Tuesday, January 11, 2005

The Taj Gardens and the Ingenious Water Devices

A green carpet of garden runs from the main gateway to the foot of the Taj. In essence, it is a Persian garden, a from born and nursed to maturity in the desert flat of Persia. Such gardens were introduced to India by Baber, the first mughal emperor, who also brought with him the Persian infatuation with flowers and fruit, birds and leaves, symmetry and delicacy. Unlike other Oriental gardens - especially those of the Japanese, who learned to accentuate existing resources rather than formalise them - the Persian garden was artificially contrived, unbashedly man-made, based on geometric arrangements of nature without any attempt at a "natural" look.

Like Persian gardeners, landscape artists at the Taj attempted to translate the perfection of heaven into terrestrial terms by following certain formulas. In Islam, four is the holiest of all numbers - most arrangements of the Taj are based on that number or its multiples - and the gardens were thus laid out in the quadrate plan. Two marble canals studded with fountains and lined with cypress trees (symbolising death) cross in the centre of the garden dividing it into four equal squares. The mausoleum, instead of occupying the central point (like most mughal mausoleums), stands majestically at the north end just above the river. Each of the four quarters of the garden have again been sub-divided into sixteen flower beds by stone-paved raised pathways. At the centre of the garden, halfway between the tomb and the gateway, stands a raised marble lotus-tank with a cusped and trefoiled border. The tank has been arranged to perfectly reflect the Taj in its waters.

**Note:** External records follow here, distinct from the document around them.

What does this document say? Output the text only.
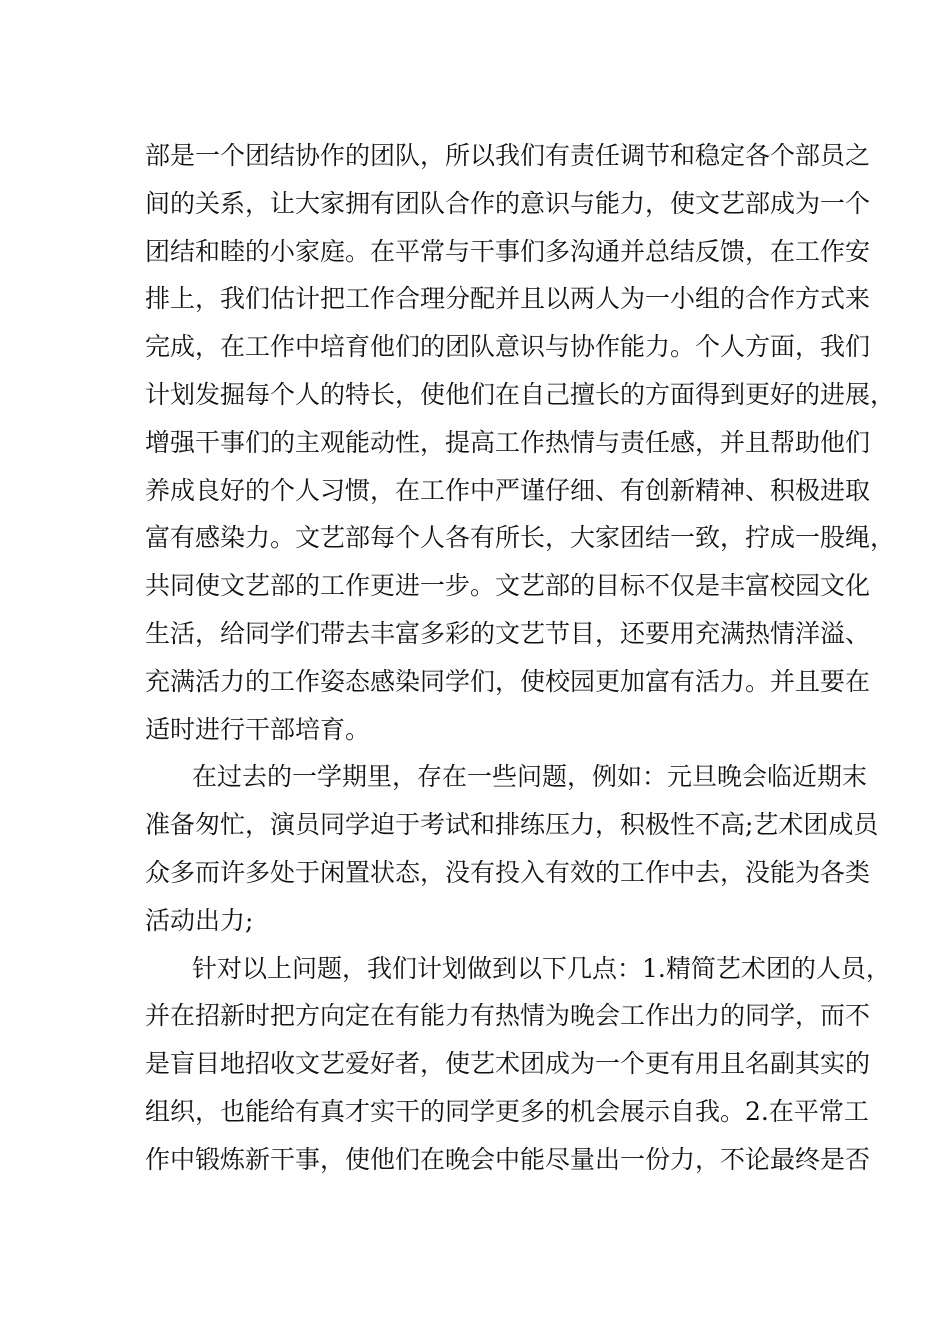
部是一个团结协作的团队，所以我们有责任调节和稳定各个部员之
间的关系，让大家拥有团队合作的意识与能力，使文艺部成为一个
团结和睦的小家庭。在平常与干事们多沟通并总结反馈，在工作安
排上，我们估计把工作合理分配并且以两人为一小组的合作方式来
完成，在工作中培育他们的团队意识与协作能力。个人方面，我们
计划发掘每个人的特长，使他们在自己擅长的方面得到更好的进展，
增强干事们的主观能动性，提高工作热情与责任感，并且帮助他们
养成良好的个人习惯，在工作中严谨仔细、有创新精神、积极进取
富有感染力。文艺部每个人各有所长，大家团结一致，拧成一股绳，
共同使文艺部的工作更进一步。文艺部的目标不仅是丰富校园文化
生活，给同学们带去丰富多彩的文艺节目，还要用充满热情洋溢、
充满活力的工作姿态感染同学们，使校园更加富有活力。并且要在
适时进行干部培育。
在过去的一学期里，存在一些问题，例如：元旦晚会临近期末
准备匆忙，演员同学迫于考试和排练压力，积极性不高;艺术团成员
众多而许多处于闲置状态，没有投入有效的工作中去，没能为各类
活动出力;
针对以上问题，我们计划做到以下几点：1.精简艺术团的人员，
并在招新时把方向定在有能力有热情为晚会工作出力的同学，而不
是盲目地招收文艺爱好者，使艺术团成为一个更有用且名副其实的
组织，也能给有真才实干的同学更多的机会展示自我。2.在平常工
作中锻炼新干事，使他们在晚会中能尽量出一份力，不论最终是否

A clear, unobstructed view of the mausoleum is available from any spot in the garden. Fountains and solemn rows of cypress trees only adorn the north-south water canal, lest the attention of the viewer would be diverted to the sides !! This shows how carefully the aesthetic effect of the water devices and the garden were calculated. The deep green cypress trees with their slender rising shapes and curving topmost crests are mirrored in the water while between their dark reflections shines the beauty of the immortal Taj.